Part of that is the content of Genesis itself.  "To take this as a sacred text, or the word of God or something to live by, is kind of crazy.  So much of it makes no sense. To think of all the fighting and killing that's gone on over this book, it just became to me a colossal absurdity. That's probably the most profound moment I've had — the absurdity of it all.”
Well, there’s no doubt that Genesis, taken alone, doesn’t seem very spiritual.  There’s fighting and killing, rape and murder, incest and lust, and a story of widespread humanticide.  Jacob cheats his older brother out of his birthright and blessing—with the help of his mother.  Joseph’s brothers sell him into slavery, and lie to their grieving father.  Pretty rough stuff.
But Genesis shouldn’t be taken alone.  It was never intended as a stand-alone book.  It’s the beginning of a long story, and while it contains hints of where the story is heading and how it will reach a climax, they are just that—hints.  No good writer gives away their endings in the first chapter.  No, first chapters set up the problem, and Genesis does that quite well, doesn’t it?  As you move through the story, into chapters two through five, the problem is complicated even as solutions are offered.  The middle of the story, Joshua, Judges, Samuel and Kings, brings it all to a head.  The prophets give commentary on the story and provide further hints as to the climax, but the climax doesn’t come at the end of the Old Testament.  The Old Testament ends on a cliff-hanger, pointing to a sequel that is in development but with no firm release date.
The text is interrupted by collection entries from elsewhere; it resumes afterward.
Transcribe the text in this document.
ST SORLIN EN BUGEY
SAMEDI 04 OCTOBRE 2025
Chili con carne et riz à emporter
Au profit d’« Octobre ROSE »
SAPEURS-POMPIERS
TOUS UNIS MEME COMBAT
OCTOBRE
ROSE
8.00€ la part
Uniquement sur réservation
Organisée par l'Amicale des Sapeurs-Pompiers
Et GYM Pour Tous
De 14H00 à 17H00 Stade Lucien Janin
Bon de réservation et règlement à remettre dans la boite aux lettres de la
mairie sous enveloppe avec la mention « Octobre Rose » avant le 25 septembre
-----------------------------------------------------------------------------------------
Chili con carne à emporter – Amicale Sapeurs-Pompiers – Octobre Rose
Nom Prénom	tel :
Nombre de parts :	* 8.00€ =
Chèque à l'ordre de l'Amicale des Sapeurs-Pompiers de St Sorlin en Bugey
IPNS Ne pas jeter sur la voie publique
And then comes Jesus.  He is the climax of the story; he changes everything.  He comes into a world of violence and dies a violent death, but without resorting himself to violence.  And with his resurrection he shows that his way is the only way, and that changes everything.  No more violence from men toward women—no more rape, no more abuse, no more “I-own-you.”  No more violence toward children—baby girls in particular were often killed in Roman culture as fathers desired boys and girls were seen as a burden.  He condemned violence from kings toward their subjects, even as he condemned violent insurrection from subjects toward their rulers.  He truly was the Prince of Peace, and his peace comes not at the tip of a sword but at the foot of a cross.
You can’t judge a book from the first chapter.  Oh, and for you New Testament Christians, you can’t understand the climax and epilogue if you haven’t read the opening chapters, so spend some time reading through the Old Testament.
If you want to understand and appreciate the story, you have to read the whole story.